REPUBLIKA.CO.ID, JAKARTA -- Pengamat Kebijakan Publik, Agus Pambagio mengatakan, rendahnya serapan APBD Provinsi DKI Jakarta disebabkan karena Gubernur DKI Basuki Tjahaja Purnama (Ahok) enggan untuk negosiasi dengan DPRD DKI. Pasalnya, hubungan kedua lembaga tersebut menjadi renggang setelah dugaan kasus korupsi reklamasi.
"Menurut saya pasti besar sisanya (sisa anggaran), karena orang enggak dia pakai kan. Kan dia malas bernegosiasi sama DPRD," ujar Pambagio kepada Republika.co.id, Kamis (11/8).

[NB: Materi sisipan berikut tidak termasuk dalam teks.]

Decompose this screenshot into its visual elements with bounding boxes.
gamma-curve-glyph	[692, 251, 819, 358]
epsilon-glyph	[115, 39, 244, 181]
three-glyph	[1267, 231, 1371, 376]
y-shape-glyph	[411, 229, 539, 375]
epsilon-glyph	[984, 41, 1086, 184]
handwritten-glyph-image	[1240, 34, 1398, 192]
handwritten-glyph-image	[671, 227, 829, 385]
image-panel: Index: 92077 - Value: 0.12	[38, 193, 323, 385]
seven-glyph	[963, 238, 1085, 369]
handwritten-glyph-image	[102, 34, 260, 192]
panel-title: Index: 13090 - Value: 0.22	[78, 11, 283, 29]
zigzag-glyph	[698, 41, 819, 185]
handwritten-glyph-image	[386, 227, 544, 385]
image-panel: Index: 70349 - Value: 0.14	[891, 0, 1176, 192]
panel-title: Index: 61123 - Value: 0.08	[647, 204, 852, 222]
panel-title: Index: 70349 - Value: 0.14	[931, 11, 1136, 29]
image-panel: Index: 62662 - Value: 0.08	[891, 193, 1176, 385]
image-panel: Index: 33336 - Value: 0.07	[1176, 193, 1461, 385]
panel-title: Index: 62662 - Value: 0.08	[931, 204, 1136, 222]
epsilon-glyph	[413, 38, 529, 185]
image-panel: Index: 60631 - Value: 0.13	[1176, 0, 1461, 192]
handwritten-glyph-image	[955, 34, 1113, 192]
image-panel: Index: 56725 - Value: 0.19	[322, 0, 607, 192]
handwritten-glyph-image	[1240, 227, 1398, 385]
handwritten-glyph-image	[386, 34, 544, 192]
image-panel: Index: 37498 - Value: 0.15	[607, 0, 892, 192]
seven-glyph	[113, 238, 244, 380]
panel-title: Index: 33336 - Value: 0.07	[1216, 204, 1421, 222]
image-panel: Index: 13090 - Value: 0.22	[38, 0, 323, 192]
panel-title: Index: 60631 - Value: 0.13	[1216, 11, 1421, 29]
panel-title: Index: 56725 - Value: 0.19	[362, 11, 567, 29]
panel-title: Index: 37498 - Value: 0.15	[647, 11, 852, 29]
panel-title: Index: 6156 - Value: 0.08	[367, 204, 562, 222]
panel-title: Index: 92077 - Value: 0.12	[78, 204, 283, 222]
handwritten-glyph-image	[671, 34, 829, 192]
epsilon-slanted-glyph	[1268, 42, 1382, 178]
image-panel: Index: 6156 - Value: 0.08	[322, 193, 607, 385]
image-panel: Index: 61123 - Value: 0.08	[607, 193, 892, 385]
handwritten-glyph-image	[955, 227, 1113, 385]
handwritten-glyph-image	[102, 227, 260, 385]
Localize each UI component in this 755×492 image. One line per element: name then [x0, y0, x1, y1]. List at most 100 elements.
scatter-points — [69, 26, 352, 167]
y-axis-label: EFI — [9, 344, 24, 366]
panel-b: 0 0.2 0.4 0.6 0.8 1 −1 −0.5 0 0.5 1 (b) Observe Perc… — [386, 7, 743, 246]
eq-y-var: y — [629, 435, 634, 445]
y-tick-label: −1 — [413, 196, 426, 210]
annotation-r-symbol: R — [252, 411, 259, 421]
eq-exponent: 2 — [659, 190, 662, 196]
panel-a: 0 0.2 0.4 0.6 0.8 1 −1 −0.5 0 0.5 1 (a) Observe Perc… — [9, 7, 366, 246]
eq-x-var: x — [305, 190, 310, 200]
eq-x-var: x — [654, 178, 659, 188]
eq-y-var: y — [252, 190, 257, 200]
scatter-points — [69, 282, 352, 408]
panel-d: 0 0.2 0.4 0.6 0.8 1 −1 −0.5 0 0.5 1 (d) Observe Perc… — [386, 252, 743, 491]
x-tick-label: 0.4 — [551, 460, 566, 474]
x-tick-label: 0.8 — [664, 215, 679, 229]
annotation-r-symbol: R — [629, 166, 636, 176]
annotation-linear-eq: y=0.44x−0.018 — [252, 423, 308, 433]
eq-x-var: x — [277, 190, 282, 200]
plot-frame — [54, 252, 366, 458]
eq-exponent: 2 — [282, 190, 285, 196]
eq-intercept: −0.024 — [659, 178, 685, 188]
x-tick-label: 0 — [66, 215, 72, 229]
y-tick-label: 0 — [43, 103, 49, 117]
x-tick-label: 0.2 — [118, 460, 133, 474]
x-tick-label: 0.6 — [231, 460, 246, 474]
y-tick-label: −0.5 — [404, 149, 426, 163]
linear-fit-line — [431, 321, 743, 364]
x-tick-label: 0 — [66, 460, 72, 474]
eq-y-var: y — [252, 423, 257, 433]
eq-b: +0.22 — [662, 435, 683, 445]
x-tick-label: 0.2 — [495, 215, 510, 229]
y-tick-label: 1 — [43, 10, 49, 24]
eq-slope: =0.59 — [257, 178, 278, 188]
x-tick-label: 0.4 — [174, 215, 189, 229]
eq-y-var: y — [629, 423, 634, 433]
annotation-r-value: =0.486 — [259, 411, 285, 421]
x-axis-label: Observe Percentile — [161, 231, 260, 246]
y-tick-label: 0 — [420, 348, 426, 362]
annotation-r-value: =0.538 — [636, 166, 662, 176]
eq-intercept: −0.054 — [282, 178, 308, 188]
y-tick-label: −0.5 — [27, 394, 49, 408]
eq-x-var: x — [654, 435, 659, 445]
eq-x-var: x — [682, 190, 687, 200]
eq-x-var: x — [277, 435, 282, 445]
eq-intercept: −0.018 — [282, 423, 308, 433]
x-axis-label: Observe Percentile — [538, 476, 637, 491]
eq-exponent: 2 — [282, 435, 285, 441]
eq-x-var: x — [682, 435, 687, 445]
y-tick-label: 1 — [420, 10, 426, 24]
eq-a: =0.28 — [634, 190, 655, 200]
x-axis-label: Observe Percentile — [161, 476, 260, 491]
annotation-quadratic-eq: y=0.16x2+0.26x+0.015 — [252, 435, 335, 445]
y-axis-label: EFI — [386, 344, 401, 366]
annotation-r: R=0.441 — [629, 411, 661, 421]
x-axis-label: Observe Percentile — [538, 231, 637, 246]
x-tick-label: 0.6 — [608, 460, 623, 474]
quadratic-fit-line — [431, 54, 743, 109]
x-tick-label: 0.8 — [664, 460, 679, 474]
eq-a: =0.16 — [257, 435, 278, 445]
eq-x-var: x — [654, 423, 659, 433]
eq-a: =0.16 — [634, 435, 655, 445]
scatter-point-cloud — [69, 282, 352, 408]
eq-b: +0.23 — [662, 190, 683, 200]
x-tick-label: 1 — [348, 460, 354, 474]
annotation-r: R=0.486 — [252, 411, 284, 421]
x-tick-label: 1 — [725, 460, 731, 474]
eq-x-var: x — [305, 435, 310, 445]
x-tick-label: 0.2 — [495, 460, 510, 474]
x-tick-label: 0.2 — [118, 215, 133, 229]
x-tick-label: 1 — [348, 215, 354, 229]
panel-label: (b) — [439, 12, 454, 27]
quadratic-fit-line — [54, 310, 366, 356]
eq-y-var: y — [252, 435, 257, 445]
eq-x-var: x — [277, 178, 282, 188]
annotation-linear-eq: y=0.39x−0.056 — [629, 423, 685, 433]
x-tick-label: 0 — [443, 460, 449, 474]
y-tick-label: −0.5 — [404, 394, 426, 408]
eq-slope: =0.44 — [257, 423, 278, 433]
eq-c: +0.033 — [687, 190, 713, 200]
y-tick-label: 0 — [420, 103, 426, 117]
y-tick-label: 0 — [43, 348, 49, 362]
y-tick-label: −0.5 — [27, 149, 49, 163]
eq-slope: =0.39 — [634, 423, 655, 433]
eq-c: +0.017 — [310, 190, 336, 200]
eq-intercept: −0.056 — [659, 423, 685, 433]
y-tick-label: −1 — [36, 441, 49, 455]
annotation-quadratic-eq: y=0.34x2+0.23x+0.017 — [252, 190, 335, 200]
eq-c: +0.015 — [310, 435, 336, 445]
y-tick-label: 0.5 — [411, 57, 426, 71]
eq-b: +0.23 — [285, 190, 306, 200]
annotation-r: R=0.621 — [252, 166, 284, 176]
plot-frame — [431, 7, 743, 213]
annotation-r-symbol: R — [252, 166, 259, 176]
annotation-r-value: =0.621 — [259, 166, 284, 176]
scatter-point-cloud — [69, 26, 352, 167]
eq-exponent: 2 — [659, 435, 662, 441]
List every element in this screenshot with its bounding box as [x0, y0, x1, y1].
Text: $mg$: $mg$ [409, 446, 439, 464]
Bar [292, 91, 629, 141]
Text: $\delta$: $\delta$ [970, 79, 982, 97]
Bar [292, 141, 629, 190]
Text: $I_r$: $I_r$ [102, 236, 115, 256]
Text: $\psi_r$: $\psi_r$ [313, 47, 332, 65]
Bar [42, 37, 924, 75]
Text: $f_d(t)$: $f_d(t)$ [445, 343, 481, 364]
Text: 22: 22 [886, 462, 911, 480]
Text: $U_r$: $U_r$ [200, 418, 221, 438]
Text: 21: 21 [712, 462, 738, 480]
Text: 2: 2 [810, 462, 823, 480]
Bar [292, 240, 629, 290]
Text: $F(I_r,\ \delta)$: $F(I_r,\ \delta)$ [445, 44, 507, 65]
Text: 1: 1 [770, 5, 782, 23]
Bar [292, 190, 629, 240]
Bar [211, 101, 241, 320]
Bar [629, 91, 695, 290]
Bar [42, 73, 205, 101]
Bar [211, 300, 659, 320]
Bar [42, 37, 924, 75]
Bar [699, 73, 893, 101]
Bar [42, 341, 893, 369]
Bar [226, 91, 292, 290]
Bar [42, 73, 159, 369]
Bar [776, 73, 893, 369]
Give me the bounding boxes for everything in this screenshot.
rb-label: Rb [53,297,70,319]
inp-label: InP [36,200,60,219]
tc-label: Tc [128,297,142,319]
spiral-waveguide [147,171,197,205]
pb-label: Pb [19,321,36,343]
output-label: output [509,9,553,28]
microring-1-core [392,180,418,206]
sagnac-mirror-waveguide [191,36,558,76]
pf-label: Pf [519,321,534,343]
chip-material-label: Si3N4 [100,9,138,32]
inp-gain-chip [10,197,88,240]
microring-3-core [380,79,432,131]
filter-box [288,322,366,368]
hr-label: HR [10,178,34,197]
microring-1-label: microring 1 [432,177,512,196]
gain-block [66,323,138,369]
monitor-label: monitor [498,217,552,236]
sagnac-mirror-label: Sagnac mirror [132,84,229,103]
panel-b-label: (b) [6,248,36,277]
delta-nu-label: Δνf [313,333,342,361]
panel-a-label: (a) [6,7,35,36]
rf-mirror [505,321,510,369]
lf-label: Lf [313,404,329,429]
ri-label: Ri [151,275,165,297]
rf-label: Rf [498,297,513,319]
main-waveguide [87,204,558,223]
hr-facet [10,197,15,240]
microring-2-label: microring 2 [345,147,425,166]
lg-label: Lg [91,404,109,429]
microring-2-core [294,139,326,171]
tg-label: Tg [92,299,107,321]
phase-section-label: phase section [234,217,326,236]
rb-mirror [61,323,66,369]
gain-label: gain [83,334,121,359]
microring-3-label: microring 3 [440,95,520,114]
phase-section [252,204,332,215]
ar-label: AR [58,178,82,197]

"Kan yang pasti dana denda, Fasos/Fasum kan dari pengembang yang dia pakai, pasti rendah serapannya," imbuh dia.
Jika demikian, lanjut dia, sebuah pemerintahan sudah tidak menjadi ideal lagi. Karena, kata dia, idealnya sebuah negara itu harus pakai uang negara. "Ya saran saya harus dipakai, itu kan APBD disetujui DPRD, ya harus dipakai untuk membangun," kata Pambagio.
Pambagio mengatakan, jika Ahok tidak membangun dengan memaksimalkan dana APBD tersebut berarti telah menyalahi aturan, karena pelayanan terhadap rakyat menjadi berkurang. "Dia (Ahok) bilang bisa kok, saya bisa langsung. Lalu ngapain ada APBD? Menurut saya itu secara aturan tidak benar," ucap dia.
Menurut Pambagio, meskipun secara pidana Ahok tidak mengantongi dana dari pengembang tersebut, Ahok tetap membangun Jakarta dengan dana yang seharusnya tidak dia gunakan untuk membangun. Karena, lanjut dia, dana APBD masih banyak.
"Itu karena dia malas berhubungan dengan DPRD. Itu karena masalah korupsi itu, ya seharusnya diselesaikan lah. Kalau enggak mau negosiasi ngapain jadi gubernur?" kata dia.